The exhibition currently showing at the Canadian Centre for Architecture(CCA) in Montreal, dealt with sens(ation/uality/ing) of the city. It was an interesting overview of some very unique ideas and approaches to progress the way we interact with our environment. Highlights included projects by Buro Kiefer (Flamigstrasse), Maya Lin ( "Eclipstic" Ice Rink in Grand Rapids) and the photographs of John R Gossage (Triptych 1985).
http://www.buero-kiefer.de/projekte/buero-kiefer.de_projekte.html (Buero Kiefer's Park/Playground)
http://www.metropolismag.com/html/content_0302/lin/ (Maya Lin's Grand Rapids Ice Rink)
http://cca.qc.ca/pages/Niveau3.asp?page=expoempire&lang=eng (Canadian Centre for Architecture)
We also went to see the art of Anselm Kiefer in the travelling exhibition: Heaven and Earth.
Kiefer's body of work was an extraordinary look at his metaphorical re-creations of emotional, historical, philosophical and mythological relationships in both sculpture and painting.
The most popular and anticipated piece, ‘Buch mit Flügeln’, 1992-1994, ‘(Book with Wings)’, seemed less monumental compared to the more commanding pieces of painting which tended to challenge your personal space due to their immense scale and covert subject matter. Furthermore, the juxtaposition of symbolically traditional materials in his work presented unique relationships between the viewer and work as well as within the imagery contained in the pieces themselves.
A reoccurring and central theme was the 'book' which Kiefer explains:
"The book, the idea of a book or the image of a book, is a symbol of learning, of transmitting knowledge . . . I make my own books to find my way through the old stories.”

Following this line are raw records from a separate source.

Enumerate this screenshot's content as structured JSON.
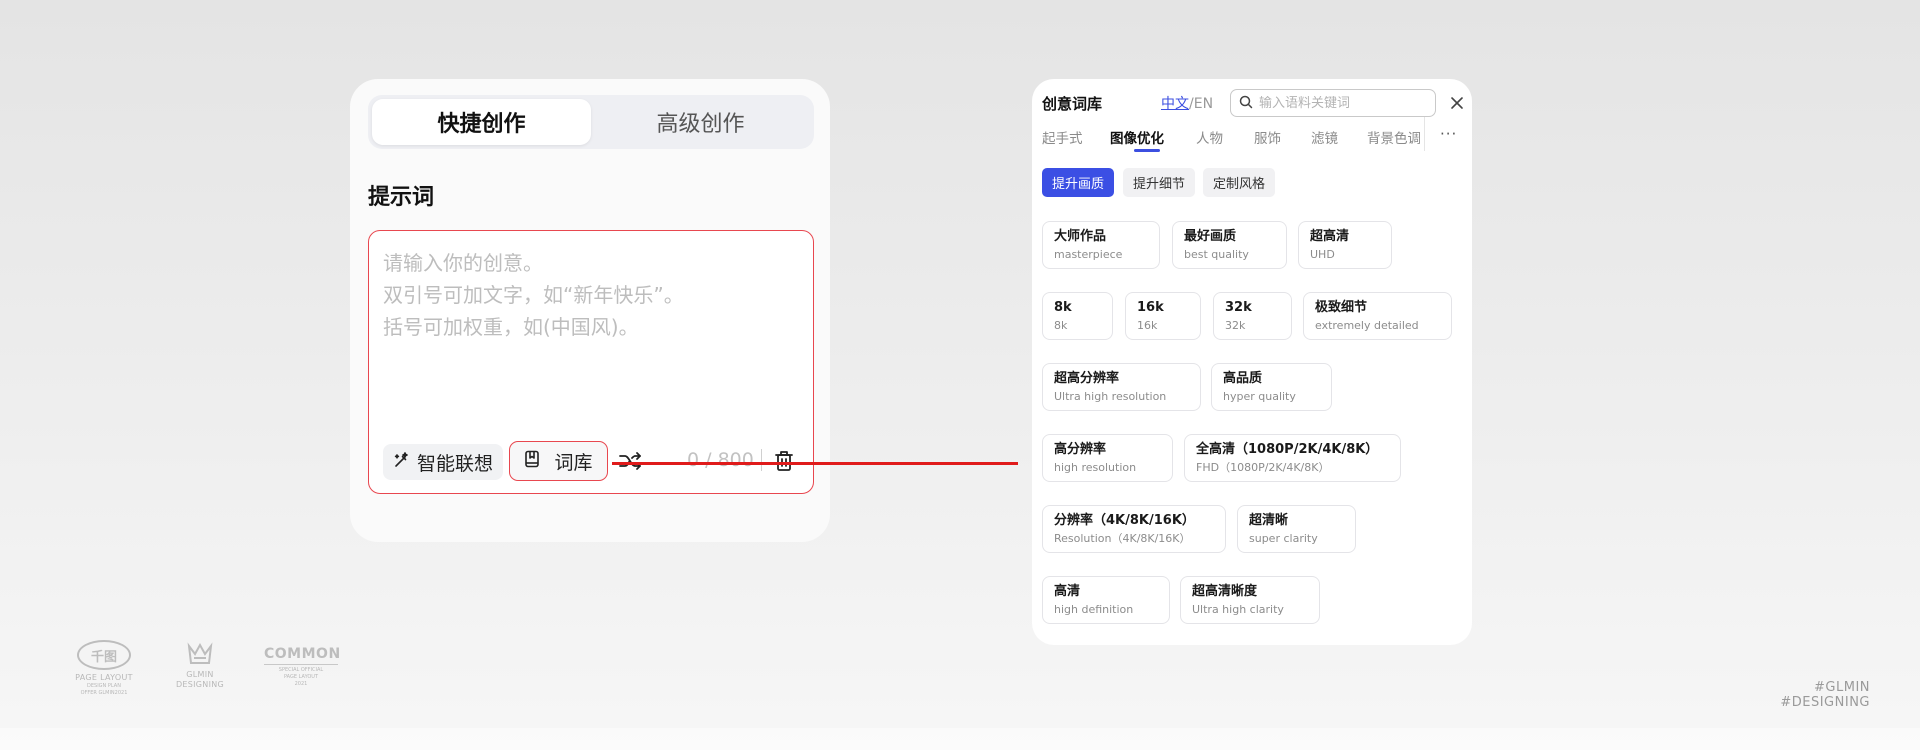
{
  "left_card": {
    "tabs": [
      {
        "label": "快捷创作",
        "active": true
      },
      {
        "label": "高级创作",
        "active": false
      }
    ],
    "prompt_title": "提示词",
    "placeholder_lines": [
      "请输入你的创意。",
      "双引号可加文字，如“新年快乐”。",
      "括号可加权重，如(中国风)。"
    ],
    "smart_button": "智能联想",
    "library_button": "词库",
    "counter": "0 / 800"
  },
  "panel": {
    "title": "创意词库",
    "lang_zh": "中文",
    "lang_sep": "/",
    "lang_en": "EN",
    "search_placeholder": "输入语料关键词",
    "categories": [
      "起手式",
      "图像优化",
      "人物",
      "服饰",
      "滤镜",
      "背景色调"
    ],
    "active_category": "图像优化",
    "more": "···",
    "subtabs": [
      "提升画质",
      "提升细节",
      "定制风格"
    ],
    "active_subtab": "提升画质",
    "chips": [
      {
        "zh": "大师作品",
        "en": "masterpiece"
      },
      {
        "zh": "最好画质",
        "en": "best quality"
      },
      {
        "zh": "超高清",
        "en": "UHD"
      },
      {
        "zh": "8k",
        "en": "8k"
      },
      {
        "zh": "16k",
        "en": "16k"
      },
      {
        "zh": "32k",
        "en": "32k"
      },
      {
        "zh": "极致细节",
        "en": "extremely detailed"
      },
      {
        "zh": "超高分辨率",
        "en": "Ultra high resolution"
      },
      {
        "zh": "高品质",
        "en": "hyper quality"
      },
      {
        "zh": "高分辨率",
        "en": "high resolution"
      },
      {
        "zh": "全高清（1080P/2K/4K/8K）",
        "en": "FHD（1080P/2K/4K/8K）"
      },
      {
        "zh": "分辨率（4K/8K/16K）",
        "en": "Resolution（4K/8K/16K）"
      },
      {
        "zh": "超清晰",
        "en": "super clarity"
      },
      {
        "zh": "高清",
        "en": "high definition"
      },
      {
        "zh": "超高清晰度",
        "en": "Ultra high clarity"
      }
    ]
  },
  "footer": {
    "logo1_mark": "千图",
    "logo1_title": "PAGE LAYOUT",
    "logo1_sub1": "DESIGN PLAN",
    "logo1_sub2": "OFFER GLMIN2021",
    "logo2_line1": "GLMIN",
    "logo2_line2": "DESIGNING",
    "logo3_title": "COMMON",
    "logo3_sub1": "SPECIAL OFFICIAL",
    "logo3_sub2": "PAGE LAYOUT",
    "logo3_sub3": "2021",
    "tag_line1": "#GLMIN",
    "tag_line2": "#DESIGNING"
  },
  "colors": {
    "accent": "#3b4fe4",
    "highlight_red": "#e8474f",
    "connector_red": "#e01b1b"
  }
}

Many of Kiefers 'books' were represented in his sculptures. Displayed under glass cabinets, a series of books (approx. 4'x2' in size) made of canvas were layered with what looked like thick black tar. They were mysteriously ambiguous in both context and content and this ambiguity was further empasized by the inability to interact with these objects which we usually engage with.
Overall, I was impressed with the work. It seemed both whimsical and melancholy, surreal and static.
As commented on http://www.zekesgallery.blogspot.com/, I was also surprised to learn that the paintings which involved WWII subject matter, were created as recently as 2004! I'd agree that this subject matter is a bit 'tired' in respect to bringing awareness to the events which occurred at that time but there is still value in exploring these ideas. Like many new artists who use 'old' techniques, subject matter etc. there is an opportunity to re-invent how our preconceptions about these things can be altered in order to set up new ideological relationships and eccentricities.
I wasn't too familiar with his projects prior to the show but since seeing his exhibition it has piqued my interest to learn more about him!
(would be a good start: http://www.amazon.ca/exec/obidos/ASIN/3791333879/qid=1140904467/sr=2-1/ref=sr_2_17_1/701-7813210-3687533)!!!
note (from my roommate): The opening of the Frank Gehry's Guggenheim Museum in Bilbao, Spain exhibited the work of Anselm Kiefer in the main gallery.